Mitzi F..., in welches »Traumland blütenreicher
Frühlings-Sträucher«, 13jährige, entführst du nun wieder meine arme Seele,
die jahrelang schon bequem-unbequem
auf Greisenalters grauer Erde unbelebt hockte?!?

Alle deine Kameradinnen im »Garten« baten mich um Autogramme.

Ich schrieb jedesmal automatisch: »Datum des Tages, im abendlichen Volksgarten, P. A.«

Nur du batest mich nie darum. Ich sandte dir
mit meinem Blicke mein Autogramm: »Du, mein Frühling! P. A., Datum eines jeden neuen Tages.«

Und eines Tages entschwandest du, aufs Land wahrscheinlich.

Volksgarten, wie sommerlich ausgedörrt, fast
bräunlich-staubig bist du bald geworden!

Und herbstlich bald, das Sommer-Schilf
im Teiche wurde braun und dürr
und seine Fahnen schleißig, wie abgenützt vom Winde.

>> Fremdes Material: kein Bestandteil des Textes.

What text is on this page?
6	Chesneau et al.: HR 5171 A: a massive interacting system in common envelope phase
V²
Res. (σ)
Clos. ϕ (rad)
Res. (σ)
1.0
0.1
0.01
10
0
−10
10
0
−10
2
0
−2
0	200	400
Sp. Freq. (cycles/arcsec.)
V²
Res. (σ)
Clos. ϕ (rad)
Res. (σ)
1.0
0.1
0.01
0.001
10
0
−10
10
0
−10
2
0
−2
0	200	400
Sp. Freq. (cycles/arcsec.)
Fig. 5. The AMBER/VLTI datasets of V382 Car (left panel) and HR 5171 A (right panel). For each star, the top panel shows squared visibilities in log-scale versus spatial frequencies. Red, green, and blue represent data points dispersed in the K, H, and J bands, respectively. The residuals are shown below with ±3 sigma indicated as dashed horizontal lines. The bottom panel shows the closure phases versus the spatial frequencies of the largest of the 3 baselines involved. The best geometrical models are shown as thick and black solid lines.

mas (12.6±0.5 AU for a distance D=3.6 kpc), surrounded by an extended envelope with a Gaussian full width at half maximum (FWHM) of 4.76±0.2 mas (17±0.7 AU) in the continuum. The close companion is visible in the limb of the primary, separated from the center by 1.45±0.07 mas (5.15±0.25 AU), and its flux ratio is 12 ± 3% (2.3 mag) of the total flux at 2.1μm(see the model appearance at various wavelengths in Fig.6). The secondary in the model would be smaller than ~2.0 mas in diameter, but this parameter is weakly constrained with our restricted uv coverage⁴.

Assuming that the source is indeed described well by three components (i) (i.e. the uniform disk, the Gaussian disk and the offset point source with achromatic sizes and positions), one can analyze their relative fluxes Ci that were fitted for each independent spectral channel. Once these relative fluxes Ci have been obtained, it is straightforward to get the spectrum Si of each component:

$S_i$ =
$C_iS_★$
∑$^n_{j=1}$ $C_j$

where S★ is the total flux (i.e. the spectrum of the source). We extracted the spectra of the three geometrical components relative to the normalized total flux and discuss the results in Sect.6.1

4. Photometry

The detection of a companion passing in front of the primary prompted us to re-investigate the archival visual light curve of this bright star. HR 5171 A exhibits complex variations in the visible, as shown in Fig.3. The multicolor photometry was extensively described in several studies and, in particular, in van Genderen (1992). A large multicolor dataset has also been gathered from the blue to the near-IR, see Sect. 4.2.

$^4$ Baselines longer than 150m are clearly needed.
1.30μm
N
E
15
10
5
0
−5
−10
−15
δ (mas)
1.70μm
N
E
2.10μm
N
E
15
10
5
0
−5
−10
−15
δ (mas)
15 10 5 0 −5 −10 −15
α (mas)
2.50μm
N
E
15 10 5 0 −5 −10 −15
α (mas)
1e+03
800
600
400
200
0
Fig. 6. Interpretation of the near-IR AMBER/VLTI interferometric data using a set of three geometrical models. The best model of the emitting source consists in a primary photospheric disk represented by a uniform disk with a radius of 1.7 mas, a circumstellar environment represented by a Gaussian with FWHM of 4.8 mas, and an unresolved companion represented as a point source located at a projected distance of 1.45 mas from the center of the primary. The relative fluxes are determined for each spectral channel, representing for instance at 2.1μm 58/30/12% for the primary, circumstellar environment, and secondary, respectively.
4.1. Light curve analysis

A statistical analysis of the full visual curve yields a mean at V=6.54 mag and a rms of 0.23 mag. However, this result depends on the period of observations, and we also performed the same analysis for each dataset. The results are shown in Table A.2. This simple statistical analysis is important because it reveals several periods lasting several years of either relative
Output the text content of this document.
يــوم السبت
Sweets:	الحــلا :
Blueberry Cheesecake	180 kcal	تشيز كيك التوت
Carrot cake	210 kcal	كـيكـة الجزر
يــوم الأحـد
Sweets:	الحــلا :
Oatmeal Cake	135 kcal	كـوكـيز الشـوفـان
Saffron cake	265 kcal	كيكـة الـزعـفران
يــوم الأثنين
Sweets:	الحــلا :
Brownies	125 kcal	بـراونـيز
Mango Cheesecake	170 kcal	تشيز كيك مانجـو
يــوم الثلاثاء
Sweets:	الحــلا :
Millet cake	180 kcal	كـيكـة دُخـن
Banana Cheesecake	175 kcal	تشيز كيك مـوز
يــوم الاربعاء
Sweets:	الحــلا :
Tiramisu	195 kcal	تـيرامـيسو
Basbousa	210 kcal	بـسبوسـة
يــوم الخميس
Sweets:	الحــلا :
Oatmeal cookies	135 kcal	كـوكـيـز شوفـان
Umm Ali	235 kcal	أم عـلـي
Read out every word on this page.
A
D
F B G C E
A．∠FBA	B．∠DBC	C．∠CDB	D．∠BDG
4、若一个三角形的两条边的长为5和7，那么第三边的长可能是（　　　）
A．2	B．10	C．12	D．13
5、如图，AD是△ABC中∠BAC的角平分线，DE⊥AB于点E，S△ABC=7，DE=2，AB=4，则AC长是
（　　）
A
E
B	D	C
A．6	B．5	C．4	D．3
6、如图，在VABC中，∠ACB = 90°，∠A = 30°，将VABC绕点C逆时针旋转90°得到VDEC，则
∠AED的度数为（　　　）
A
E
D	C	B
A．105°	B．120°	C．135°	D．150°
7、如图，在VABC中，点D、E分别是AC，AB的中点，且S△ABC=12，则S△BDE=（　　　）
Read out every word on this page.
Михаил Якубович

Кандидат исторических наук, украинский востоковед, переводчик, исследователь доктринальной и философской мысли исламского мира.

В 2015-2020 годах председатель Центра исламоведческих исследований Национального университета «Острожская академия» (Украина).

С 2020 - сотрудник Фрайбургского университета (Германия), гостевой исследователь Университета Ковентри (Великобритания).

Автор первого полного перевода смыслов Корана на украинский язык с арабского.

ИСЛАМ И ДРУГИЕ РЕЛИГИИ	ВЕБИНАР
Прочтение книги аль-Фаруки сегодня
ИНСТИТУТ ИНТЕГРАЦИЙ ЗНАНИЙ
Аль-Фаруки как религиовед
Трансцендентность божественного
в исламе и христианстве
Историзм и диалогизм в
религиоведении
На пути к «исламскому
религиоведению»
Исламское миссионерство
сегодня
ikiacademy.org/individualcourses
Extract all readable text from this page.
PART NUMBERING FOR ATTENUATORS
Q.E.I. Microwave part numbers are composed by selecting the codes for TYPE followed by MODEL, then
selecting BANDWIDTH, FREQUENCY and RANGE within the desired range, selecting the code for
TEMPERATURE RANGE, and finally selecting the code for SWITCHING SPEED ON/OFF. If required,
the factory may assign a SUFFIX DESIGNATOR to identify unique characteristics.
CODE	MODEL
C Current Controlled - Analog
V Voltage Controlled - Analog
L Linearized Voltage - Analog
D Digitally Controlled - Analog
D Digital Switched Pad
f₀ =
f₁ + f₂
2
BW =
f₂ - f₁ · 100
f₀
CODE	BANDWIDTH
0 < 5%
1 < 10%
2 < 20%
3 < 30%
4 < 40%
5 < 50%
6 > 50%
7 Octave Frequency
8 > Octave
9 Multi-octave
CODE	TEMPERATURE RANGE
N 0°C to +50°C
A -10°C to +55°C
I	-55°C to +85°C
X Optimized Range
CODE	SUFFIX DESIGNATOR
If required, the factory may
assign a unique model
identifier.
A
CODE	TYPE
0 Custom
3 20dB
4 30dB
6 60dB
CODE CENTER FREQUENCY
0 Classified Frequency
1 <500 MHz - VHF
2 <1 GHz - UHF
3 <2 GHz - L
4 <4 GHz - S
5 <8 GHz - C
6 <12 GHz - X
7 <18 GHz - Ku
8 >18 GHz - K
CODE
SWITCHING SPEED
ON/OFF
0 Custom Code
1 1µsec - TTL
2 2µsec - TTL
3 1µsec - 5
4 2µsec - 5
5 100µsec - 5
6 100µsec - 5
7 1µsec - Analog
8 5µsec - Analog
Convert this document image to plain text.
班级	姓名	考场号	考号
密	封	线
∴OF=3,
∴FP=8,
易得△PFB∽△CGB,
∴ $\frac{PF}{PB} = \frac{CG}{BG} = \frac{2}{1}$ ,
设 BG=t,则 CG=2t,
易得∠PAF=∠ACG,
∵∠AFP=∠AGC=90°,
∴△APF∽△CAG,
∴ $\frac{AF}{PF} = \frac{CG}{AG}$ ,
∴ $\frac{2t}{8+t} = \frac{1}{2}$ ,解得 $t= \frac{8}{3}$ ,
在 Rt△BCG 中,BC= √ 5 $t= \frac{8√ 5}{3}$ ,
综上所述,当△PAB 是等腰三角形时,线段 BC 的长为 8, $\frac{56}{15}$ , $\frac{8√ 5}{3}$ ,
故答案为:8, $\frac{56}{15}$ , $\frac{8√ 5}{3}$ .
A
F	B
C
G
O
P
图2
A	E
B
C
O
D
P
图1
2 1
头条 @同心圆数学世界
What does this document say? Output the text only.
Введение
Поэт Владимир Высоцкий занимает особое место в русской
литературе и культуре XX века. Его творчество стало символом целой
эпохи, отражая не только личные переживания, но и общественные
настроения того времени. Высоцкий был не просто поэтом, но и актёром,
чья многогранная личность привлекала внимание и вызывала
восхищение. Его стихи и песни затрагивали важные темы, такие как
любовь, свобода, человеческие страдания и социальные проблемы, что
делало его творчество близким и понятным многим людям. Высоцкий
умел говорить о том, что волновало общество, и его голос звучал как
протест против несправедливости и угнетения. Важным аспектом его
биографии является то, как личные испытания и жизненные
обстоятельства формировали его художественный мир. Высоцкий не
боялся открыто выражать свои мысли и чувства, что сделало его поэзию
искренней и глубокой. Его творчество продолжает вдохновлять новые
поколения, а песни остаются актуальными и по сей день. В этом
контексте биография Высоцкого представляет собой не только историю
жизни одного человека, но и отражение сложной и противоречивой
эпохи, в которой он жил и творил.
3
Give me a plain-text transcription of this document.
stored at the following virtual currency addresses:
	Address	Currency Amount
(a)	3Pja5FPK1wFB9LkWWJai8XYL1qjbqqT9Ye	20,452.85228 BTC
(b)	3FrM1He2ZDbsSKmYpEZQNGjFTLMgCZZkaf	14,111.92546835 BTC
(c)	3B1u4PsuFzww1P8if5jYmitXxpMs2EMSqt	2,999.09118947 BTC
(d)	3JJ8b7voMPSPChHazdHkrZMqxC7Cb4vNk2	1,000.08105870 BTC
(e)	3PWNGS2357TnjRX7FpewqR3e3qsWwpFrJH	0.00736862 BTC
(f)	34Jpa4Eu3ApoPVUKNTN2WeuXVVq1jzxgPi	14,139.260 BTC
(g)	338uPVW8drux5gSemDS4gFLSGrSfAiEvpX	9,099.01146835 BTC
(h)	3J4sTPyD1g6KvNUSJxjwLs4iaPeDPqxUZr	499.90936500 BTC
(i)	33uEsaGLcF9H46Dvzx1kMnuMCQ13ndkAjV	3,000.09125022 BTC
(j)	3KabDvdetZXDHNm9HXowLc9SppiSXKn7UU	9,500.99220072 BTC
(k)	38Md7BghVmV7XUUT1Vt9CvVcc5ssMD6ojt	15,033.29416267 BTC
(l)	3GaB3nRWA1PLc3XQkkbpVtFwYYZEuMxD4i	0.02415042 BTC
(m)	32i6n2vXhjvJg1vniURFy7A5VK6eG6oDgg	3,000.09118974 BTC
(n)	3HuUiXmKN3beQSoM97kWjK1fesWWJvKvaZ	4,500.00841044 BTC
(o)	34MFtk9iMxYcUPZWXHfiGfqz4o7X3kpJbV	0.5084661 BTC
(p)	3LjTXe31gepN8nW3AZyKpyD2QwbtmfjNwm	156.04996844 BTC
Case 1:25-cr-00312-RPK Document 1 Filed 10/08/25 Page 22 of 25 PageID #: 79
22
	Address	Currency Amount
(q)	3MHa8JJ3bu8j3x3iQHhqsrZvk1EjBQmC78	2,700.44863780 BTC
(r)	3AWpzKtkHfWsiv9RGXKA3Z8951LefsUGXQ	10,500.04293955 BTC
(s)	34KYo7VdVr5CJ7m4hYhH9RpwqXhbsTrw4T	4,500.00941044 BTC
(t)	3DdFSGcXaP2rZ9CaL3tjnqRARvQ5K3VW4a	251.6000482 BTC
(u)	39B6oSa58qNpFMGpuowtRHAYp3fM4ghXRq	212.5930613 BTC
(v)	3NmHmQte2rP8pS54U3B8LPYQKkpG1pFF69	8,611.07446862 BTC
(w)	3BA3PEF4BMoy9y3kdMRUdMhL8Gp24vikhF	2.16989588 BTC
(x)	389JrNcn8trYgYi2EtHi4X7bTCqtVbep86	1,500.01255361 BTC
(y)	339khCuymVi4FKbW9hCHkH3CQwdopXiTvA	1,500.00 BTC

Mitzi F., Jauchzende nun auf fernen Fluren,
deinen Gazellen-Sprüngen, deinem Gazellen-Blicke träum' ich nach!

Weltkrieg

»Bis jetzt waren wir unserer fünf. Jetzt san mir nur mehr unserer drei. Aber unsere Mitzl kränkt sich so schrecklich wegen dem erschossenen Karl, daß mer bald nur mehr zwei sein werden.«

Die Mutter

Heute morgens ist der Franz weggefahren.

Urlaub unterbrochen.

Telegramm von der Isonzo-Front:

Einrücken!

Gestern abends hat er nichts gegessen.

Ich habe in der Nacht einen leichten »Brech-Durchfall« gehabt.

Er wollte nicht, daß man ihn zur Bahn begleite.

Ich sah dem »Einspänner« nach, bis ich nichts mehr sah.